Key root‑cause factors:
- MySQL Shell attempted to bootstrap the cluster before all nodes were fully initialized, even though health checks passed.
- Docker Compose hostnames (
mysql-server-1, etc.) were not resolvable inside MySQL itself, causingcluster.addInstance()to fail intermittently. - GTID‑based replication requires synchronized metadata, but each container started with a fresh data directory.
- MySQL 8.0.13 is too old for stable InnoDB Cluster behavior, and several bugs in that release affect Group Replication.
- No persistent volumes, meaning nodes lost state on restart and rejoined incorrectly.
- Router started before the cluster was fully formed, causing connection routing failures.
Why This Happens in Real Systems
Distributed databases are extremely sensitive to startup order, state consistency, and network identity. In containerized environments, these guarantees are often violated.
Common systemic reasons:
- Containers start “fast,” but databases start “slow.”
- Health checks only verify process liveness, not replication readiness.
- DNS inside Docker networks is eventually consistent, not immediate.
- Group Replication requires strict timing and state coordination, which Compose cannot enforce.
- Stateless orchestration tools do not understand stateful consensus protocols.
Real-World Impact
When this pattern appears in production, the consequences are severe:
- Cluster never forms, leaving applications stuck in read‑only mode.
- Split‑brain scenarios if nodes start with divergent GTID sets.
- Router sends traffic to non‑primary nodes, causing write failures.
- Data loss when containers restart without persistent storage.
- Operational instability because every restart changes node identity.
Example or Code (if necessary and relevant)
Below is a minimal example of how a stable hostname and volume definition should look in Compose:
services:
mysql1:
image: mysql:8.0
hostname: mysql1
volumes:
- mysql1_data:/var/lib/mysql
This is not a full solution—just an illustration of the type of configuration missing from the original setup.
How Senior Engineers Fix It
Experienced engineers avoid running InnoDB Cluster in raw Docker Compose entirely, but if forced to, they apply several critical fixes:
- Pin stable hostnames using
hostname:andnetworks:. - Add persistent volumes for all MySQL nodes.
- Use MySQL 8.0.30+, where Group Replication is significantly more stable.
- Replace health checks with readiness checks that verify:
- server_id
- GTID mode
- replication state
- Introduce a bootstrap script that waits for:
- all nodes to be reachable
- all nodes to have initialized data directories
- MySQL Shell to connect successfully
- Start Router only after the cluster is fully formed.
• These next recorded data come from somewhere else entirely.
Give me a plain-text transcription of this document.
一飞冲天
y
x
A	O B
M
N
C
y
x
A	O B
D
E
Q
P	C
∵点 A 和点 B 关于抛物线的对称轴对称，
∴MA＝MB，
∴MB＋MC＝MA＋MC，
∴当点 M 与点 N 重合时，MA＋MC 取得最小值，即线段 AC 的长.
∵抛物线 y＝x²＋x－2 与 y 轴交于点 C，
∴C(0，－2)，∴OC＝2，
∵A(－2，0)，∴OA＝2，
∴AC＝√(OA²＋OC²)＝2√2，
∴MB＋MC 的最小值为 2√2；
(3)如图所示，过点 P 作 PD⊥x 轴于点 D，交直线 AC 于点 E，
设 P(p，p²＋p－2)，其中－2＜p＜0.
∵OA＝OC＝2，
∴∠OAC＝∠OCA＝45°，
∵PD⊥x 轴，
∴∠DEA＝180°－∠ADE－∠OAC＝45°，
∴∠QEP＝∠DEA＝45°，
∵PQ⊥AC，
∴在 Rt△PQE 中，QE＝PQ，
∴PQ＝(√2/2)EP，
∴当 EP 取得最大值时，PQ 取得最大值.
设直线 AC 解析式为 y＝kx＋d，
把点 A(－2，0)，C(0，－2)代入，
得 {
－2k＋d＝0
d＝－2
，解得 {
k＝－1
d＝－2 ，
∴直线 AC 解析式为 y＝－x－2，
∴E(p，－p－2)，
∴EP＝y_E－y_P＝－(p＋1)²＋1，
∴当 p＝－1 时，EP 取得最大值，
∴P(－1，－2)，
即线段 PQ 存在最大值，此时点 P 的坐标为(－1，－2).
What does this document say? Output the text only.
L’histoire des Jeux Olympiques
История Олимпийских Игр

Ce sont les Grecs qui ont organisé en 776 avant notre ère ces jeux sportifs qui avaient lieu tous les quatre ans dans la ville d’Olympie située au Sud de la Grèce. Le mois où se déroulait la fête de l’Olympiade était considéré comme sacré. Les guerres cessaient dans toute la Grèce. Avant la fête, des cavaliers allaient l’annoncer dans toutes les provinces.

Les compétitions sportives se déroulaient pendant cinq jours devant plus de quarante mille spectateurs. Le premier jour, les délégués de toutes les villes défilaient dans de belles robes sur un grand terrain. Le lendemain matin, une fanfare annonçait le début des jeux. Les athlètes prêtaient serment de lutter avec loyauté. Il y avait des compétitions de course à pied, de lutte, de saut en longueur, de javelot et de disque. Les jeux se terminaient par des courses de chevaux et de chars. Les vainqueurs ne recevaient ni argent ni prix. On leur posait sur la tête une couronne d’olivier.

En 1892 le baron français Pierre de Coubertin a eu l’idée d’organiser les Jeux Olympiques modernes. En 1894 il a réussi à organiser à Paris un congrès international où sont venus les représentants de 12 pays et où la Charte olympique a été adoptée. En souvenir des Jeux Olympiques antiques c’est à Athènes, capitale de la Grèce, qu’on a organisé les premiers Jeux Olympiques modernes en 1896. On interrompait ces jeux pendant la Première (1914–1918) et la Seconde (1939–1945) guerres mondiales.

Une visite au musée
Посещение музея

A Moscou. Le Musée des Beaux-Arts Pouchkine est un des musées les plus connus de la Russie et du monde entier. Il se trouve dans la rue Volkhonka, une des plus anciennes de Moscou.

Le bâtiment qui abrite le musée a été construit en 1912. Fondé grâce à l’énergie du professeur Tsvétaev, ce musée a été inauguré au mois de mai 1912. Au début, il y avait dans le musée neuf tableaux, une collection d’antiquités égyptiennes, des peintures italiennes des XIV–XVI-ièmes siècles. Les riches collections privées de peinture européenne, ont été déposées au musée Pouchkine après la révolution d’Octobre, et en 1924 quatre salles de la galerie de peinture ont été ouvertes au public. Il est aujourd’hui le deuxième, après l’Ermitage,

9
- Avoid Compose for production and use Kubernetes StatefulSets or native MySQL InnoDB Cluster deployment tooling.
Why Juniors Miss It
Less‑experienced engineers often assume that:
- If containers are healthy, the database is ready — which is false.
- Docker Compose can orchestrate stateful distributed systems — it cannot.
- MySQL hostnames inside containers behave like normal DNS — they do not.
- Group Replication “just works” — it requires strict sequencing.
- Restarting containers is harmless — it destroys cluster state without volumes.
The failure is not due to lack of effort but due to the hidden complexity of distributed consensus systems, which only becomes obvious with experience.